—Sais-tu lire? écrire? As-tu des talents agréables?
—Je sais lire, écrire, et ma mère m'avait appris à jouer du théorbe et à chanter.
Et en disant qu'elle savait chanter, la malheureuse ne put retenir ses sanglots convulsifs... Elle songeait sans doute à sa mère.
—Allons, pleure encore et pleure toujours!—maugréa Samuel avec dépit,—voilà ce que tu fais de mieux... Mais, vous le savez, grande reine! on a une certaine dose de larmes à pleurer, après quoi, c'est fini... la poche est vide...

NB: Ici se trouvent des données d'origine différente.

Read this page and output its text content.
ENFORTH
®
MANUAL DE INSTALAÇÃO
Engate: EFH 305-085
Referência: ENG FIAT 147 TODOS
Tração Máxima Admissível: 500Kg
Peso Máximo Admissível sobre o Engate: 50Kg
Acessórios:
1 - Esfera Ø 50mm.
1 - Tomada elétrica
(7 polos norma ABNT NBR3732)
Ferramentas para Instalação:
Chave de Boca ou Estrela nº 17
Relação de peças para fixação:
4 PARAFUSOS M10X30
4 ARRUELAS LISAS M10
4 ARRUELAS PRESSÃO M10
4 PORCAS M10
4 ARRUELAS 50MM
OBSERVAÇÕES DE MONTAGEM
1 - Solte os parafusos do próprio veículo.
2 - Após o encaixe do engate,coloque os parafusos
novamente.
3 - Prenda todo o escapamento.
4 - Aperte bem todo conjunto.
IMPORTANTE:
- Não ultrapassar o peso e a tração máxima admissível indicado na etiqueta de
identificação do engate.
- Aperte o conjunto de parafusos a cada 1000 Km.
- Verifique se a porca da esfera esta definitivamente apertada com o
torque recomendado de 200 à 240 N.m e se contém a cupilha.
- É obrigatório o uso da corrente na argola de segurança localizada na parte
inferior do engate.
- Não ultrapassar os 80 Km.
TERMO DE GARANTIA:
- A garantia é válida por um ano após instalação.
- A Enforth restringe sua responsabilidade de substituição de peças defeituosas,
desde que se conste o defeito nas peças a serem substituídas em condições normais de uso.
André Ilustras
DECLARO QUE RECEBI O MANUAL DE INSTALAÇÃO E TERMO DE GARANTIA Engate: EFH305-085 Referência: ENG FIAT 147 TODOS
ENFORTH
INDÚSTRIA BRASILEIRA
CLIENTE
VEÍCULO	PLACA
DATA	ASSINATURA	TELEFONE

—Tu crois cela, juif? heureusement tu calomnies l'espèce humaine,—reprit la reine avec un cruel sourire en continuant d'examiner la jeune fille, à qui elle dit:—Tu n'as été jusqu'ici esclave nulle part?
—Foi de Samuel, illustre reine, elle est aussi neuve à l'esclavage qu'un enfant dans le sein de sa mère!—s'écria le juif, voyant la jeune Gauloise éclater en sanglots et hors d'état de répondre.—J'ai acheté Aurélie le jour même de la bataille de Toul, et depuis, ma femme Rebecca et moi nous avons veillé sur cette chère fille comme sur notre propre enfant, sachant que nous tirerions d'elle un très-haut prix.
Brunehaut, après avoir contemplé de nouveau la jeune fille, qui cachait à demi sa figure dans ses mains, dit à Samuel:
—Remets-lui son voile et fais approcher l'autre.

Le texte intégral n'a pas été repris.